Vorbesprechung bei Starbucks
Großbritannien. Zwei Monate nach dem Brexit-Votum hat London noch immer kein Verhandlungsteam und keinen Zeitplan. Das könnte sich rächen.
London. Im Glanz der erfolgreichsten Olympischen Spiele aller Zeiten ist die Politik in Großbritannien in diesen Tagen noch weiter in den Hintergrund getreten, als sonst im Urlaubsmonat August üblich. Doch es gäbe viel zu tun. Vor zwei Monaten entschied das Land, aus der EU auszutreten, und dieser Volksentscheid wird umzusetzen sein.

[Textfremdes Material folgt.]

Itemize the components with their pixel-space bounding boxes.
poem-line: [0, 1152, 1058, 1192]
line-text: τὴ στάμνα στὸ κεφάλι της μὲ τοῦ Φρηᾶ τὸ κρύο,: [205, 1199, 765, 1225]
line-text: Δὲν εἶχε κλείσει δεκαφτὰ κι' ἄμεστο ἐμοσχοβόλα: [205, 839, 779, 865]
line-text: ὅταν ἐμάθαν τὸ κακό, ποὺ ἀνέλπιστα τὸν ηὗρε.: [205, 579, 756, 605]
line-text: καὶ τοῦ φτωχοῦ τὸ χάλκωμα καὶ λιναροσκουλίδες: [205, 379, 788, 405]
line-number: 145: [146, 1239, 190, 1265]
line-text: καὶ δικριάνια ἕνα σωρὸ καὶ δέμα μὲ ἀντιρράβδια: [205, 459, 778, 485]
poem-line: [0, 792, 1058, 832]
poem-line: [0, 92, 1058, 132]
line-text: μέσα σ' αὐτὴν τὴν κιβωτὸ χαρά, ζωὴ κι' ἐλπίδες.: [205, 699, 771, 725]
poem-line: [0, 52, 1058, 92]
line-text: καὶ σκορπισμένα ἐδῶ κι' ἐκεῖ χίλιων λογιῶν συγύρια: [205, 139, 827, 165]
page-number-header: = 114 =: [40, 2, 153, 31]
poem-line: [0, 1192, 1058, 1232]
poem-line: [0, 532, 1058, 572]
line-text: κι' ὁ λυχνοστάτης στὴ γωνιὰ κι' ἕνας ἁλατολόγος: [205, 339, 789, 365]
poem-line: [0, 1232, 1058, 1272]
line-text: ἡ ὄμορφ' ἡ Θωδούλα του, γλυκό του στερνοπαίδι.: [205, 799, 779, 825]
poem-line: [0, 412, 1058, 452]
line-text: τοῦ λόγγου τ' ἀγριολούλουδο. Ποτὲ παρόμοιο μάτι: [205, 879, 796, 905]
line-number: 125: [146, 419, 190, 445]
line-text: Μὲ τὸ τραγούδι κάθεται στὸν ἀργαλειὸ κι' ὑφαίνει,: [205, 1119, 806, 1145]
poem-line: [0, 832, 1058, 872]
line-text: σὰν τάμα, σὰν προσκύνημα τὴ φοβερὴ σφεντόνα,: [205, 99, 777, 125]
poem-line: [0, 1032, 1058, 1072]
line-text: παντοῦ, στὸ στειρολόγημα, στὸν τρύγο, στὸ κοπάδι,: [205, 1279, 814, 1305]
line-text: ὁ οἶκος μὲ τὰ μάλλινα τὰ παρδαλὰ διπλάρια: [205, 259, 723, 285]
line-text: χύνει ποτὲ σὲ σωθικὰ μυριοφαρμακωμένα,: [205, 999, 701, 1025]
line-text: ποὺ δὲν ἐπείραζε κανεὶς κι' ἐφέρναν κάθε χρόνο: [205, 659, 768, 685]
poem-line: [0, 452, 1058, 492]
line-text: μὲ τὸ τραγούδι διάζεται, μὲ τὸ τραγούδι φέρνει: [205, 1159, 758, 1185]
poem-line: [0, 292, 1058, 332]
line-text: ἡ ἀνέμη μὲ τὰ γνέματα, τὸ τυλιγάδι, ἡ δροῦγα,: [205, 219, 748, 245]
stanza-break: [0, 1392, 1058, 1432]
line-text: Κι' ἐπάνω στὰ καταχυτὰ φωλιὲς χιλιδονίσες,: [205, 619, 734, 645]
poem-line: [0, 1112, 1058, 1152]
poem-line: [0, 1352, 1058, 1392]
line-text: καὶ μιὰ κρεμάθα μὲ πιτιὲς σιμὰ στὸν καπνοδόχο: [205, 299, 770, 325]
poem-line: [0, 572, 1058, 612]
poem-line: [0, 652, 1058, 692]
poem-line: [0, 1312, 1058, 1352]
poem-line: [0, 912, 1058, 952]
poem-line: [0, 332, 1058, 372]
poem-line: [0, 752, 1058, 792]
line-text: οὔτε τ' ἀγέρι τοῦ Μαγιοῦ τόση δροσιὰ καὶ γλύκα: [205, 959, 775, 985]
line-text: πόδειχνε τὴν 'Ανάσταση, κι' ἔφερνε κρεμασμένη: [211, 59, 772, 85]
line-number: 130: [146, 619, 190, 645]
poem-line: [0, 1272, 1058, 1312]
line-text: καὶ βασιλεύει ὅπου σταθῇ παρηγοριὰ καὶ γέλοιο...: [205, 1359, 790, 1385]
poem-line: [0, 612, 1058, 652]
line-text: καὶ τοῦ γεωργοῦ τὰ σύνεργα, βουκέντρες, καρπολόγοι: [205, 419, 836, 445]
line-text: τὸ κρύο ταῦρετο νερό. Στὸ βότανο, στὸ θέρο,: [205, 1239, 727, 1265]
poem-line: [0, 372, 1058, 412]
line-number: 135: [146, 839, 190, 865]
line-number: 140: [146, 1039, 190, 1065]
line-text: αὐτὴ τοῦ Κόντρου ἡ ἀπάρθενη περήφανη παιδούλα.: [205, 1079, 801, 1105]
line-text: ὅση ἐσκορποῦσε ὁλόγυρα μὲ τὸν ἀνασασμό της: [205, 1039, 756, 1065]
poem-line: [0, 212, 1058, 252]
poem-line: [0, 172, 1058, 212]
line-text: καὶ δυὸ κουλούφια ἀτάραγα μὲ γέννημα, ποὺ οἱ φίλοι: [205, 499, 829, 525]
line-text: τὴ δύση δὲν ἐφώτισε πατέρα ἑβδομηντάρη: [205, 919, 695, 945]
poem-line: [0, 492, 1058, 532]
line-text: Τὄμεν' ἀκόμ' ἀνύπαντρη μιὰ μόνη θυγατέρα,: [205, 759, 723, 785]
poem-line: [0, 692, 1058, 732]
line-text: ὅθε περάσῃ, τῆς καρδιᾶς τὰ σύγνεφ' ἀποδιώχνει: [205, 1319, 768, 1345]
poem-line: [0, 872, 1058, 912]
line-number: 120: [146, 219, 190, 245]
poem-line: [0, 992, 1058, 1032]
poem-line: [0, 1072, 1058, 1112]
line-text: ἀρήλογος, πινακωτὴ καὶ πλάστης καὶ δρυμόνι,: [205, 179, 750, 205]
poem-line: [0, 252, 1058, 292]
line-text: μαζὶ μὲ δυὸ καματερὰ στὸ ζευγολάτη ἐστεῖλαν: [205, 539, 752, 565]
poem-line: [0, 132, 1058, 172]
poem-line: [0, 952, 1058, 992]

Premierministerin Theresa May spielte bisher auf Zeit. Sie will Artikel 50 des EU-Vertrags für den Beginn von Austrittsverhandlungen „nicht vor 2017“abrufen. Eine Denkschule in London meint, März kommenden Jahres könnte ein idealer Zeitpunkt sein. Andere streuen Gerüchte, dass man damit sogar bis nach den Wahlen in Frankreich und Deutschland warten könnte.
Die harten EU-Gegner wollen ein derart langes Zuwarten keinesfalls akzeptieren. „Wir können es nicht hinnehmen, dass das Referendum zu einem Neverendum wird“, schrieb der frühere Sozialminister Iain Duncan Smith im Massenblatt „The Sun“. „Wir wollen so rasch wie möglich austreten.“Duncan Smith steht BrexitMinister David Davis und Außenhandelsminister Liam Fox nahe. Sie bilden gemeinsam mit Außenminister Johnson die Gruppe der „Three Brexiteers“, wie sie von den britischen Medien genannt werden, die für die Verhandlungen über den EU-Austritt verantwortlich sind.

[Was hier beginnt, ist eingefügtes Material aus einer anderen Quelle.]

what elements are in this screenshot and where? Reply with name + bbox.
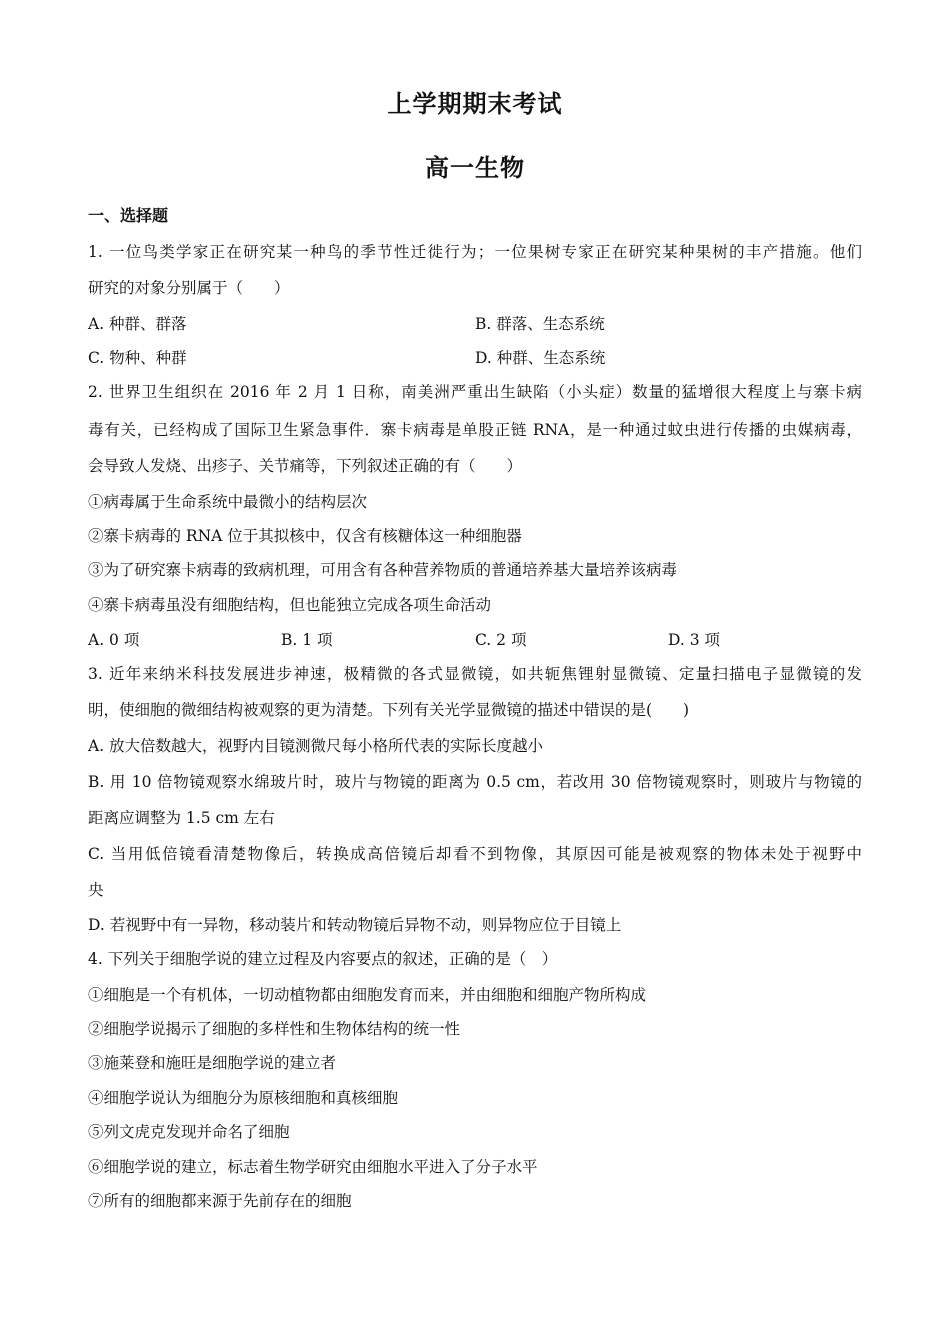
exam-subject: 高一生物: [425, 153, 525, 182]
q4-statement-1: ①细胞是一个有机体，一切动植物都由细胞发育而来，并由细胞和细胞产物所构成: [88, 986, 647, 1004]
q3-option-c-line1: C. 当用低倍镜看清楚物像后，转换成高倍镜后却看不到物像，其原因可能是被观察的物体未处于视野中: [88, 845, 862, 863]
q2-statement-2: ②寨卡病毒的 RNA 位于其拟核中，仅含有核糖体这一种细胞器: [88, 527, 522, 545]
q1-option-c: C. 物种、种群: [88, 349, 187, 367]
q2-option-b: B. 1 项: [281, 631, 333, 649]
q3-option-b-line1: B. 用 10 倍物镜观察水绵玻片时，玻片与物镜的距离为 0.5 cm，若改用 30 倍物镜观察时，则玻片与物镜的: [88, 773, 862, 791]
q1-option-d: D. 种群、生态系统: [475, 349, 606, 367]
q1-stem-line1: 1. 一位鸟类学家正在研究某一种鸟的季节性迁徙行为；一位果树专家正在研究某种果树的丰产措施。他们: [88, 243, 862, 261]
q3-stem-line1: 3. 近年来纳米科技发展进步神速，极精微的各式显微镜，如共轭焦锂射显微镜、定量扫描电子显微镜的发: [88, 665, 862, 683]
q4-statement-6: ⑥细胞学说的建立，标志着生物学研究由细胞水平进入了分子水平: [88, 1158, 538, 1176]
section-heading: 一、选择题: [88, 206, 169, 225]
q4-statement-7: ⑦所有的细胞都来源于先前存在的细胞: [88, 1192, 352, 1210]
exam-title: 上学期期末考试: [387, 89, 563, 118]
q4-statement-4: ④细胞学说认为细胞分为原核细胞和真核细胞: [88, 1089, 399, 1107]
q2-option-a: A. 0 项: [88, 631, 140, 649]
q2-statement-1: ①病毒属于生命系统中最微小的结构层次: [88, 493, 368, 511]
q4-statement-3: ③施莱登和施旺是细胞学说的建立者: [88, 1054, 337, 1072]
q3-stem-line2: 明，使细胞的微细结构被观察的更为清楚。下列有关光学显微镜的描述中错误的是( ): [88, 701, 690, 719]
q2-stem-line2: 毒有关，已经构成了国际卫生紧急事件．寨卡病毒是单股正链 RNA，是一种通过蚊虫进行传播的虫媒病毒，: [88, 421, 862, 439]
q4-stem: 4. 下列关于细胞学说的建立过程及内容要点的叙述，正确的是（ ）: [88, 950, 558, 968]
q2-statement-3: ③为了研究寨卡病毒的致病机理，可用含有各种营养物质的普通培养基大量培养该病毒: [88, 561, 678, 579]
q2-option-d: D. 3 项: [668, 631, 721, 649]
q4-statement-5: ⑤列文虎克发现并命名了细胞: [88, 1123, 290, 1141]
q2-statement-4: ④寨卡病毒虽没有细胞结构，但也能独立完成各项生命活动: [88, 596, 492, 614]
q1-stem-line2: 研究的对象分别属于（ ）: [88, 279, 290, 297]
q3-option-a: A. 放大倍数越大，视野内目镜测微尺每小格所代表的实际长度越小: [88, 737, 544, 755]
q2-stem-line3: 会导致人发烧、出疹子、关节痛等，下列叙述正确的有（ ）: [88, 457, 523, 475]
q1-option-b: B. 群落、生态系统: [475, 315, 605, 333]
q4-statement-2: ②细胞学说揭示了细胞的多样性和生物体结构的统一性: [88, 1020, 461, 1038]
q1-option-a: A. 种群、群落: [88, 315, 187, 333]
q3-option-c-line2: 央: [88, 881, 104, 899]
q2-stem-line1: 2. 世界卫生组织在 2016 年 2 月 1 日称，南美洲严重出生缺陷（小头症）数量的猛增很大程度上与寨卡病: [88, 383, 862, 401]
q2-option-c: C. 2 项: [475, 631, 527, 649]
q3-option-b-line2: 距离应调整为 1.5 cm 左右: [88, 809, 275, 827]
q3-option-d: D. 若视野中有一异物，移动装片和转动物镜后异物不动，则异物应位于目镜上: [88, 916, 622, 934]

Obwohl sie alle aus der konservativen Partei kommen, bestehen unter ihnen offene Meinungsverschiedenheiten und Rivalitäten. Das Außenministerium hat in den vergangenen Jahren massive Einsparungen erlitten, an allen Ecken und Enden fehlen Fachleute und erfahrene Experten. Daher steht Johnson dem Transfer von Beamten in die Ministerien seiner Rivalen Davis und Fox mehr als skeptisch gegenüber. Fox hat derzeit erst zehn Prozent seines Personals zusammen. Davis hat bisher erst 150 von 300 erforderlichen Experten gefunden. Sie kommen großteils von Beratungsfirmen und kosten ein Vielfaches der traditionellen Beamten. Da sein Ministerium noch keinen fixen Sitz hat, finden Mitarbeiterbesprechungen bei Starbucks statt.

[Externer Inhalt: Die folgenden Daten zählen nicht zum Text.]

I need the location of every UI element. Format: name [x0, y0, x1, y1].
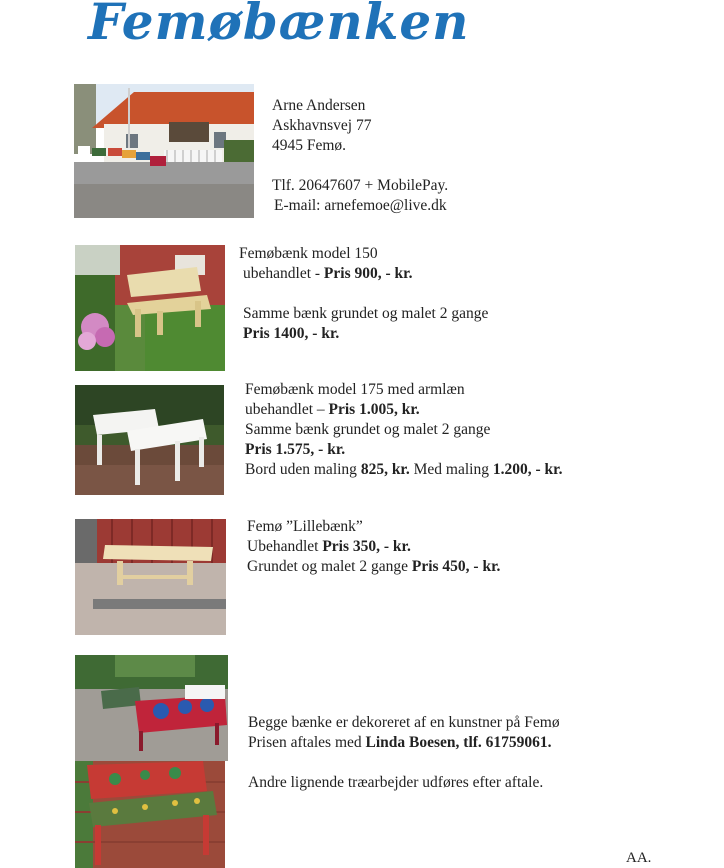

Unbekannt ist aber weiterhin, wie London sich den EU-Austritt vorstellt. Eine Option, die EU-Gegner wie Duncan Smith verfechten, ist ein harter Ausstieg, wonach das Land nicht nur die EU, sondern auch den Binnenmarkt verlässt und danach bilaterale Handelsverträge mit allen Partnern abschließt. Der Vorteil dieses Zugangs wäre, dass er relativ schnell umsetzbar wäre. Der Nachteil, dass der Austritt aus dem Binnenmarkt für die britische Wirtschaft der mit Abstand größte Schock wäre. Experten sprechen von einem Verlust von bis zu vier Prozent des BIPs.
Ein weicher Brexit hingegen wird dauern, und ein klares Mandat und gut aufgestellte Teams erfordern. Charles Grant, Chef des EUfreundlichen Londoner Centre for European Reform, hat sechs Bereiche für Verhandlungen identifiziert: die rechtliche Trennung zwischen Großbritannien und der EU, die Aushandlung eines Handelsabkommens zwischen Großbritannien und der EU, die Vereinbarung einer Übergangsphase, der Beitritt Großbritanniens zur Welthandelsorganisation (bisher Teil der EUMitgliedschaft), die Neuverhandlung aller 53 Handelsabkommen der EU für Großbritannien und die Neuordnung der Sicherheitszusammenarbeit. „Für halbwegs akzeptable Resultate braucht May das Entgegenkommen der 27 EU-Partner und -Institution“, schreibt Grant.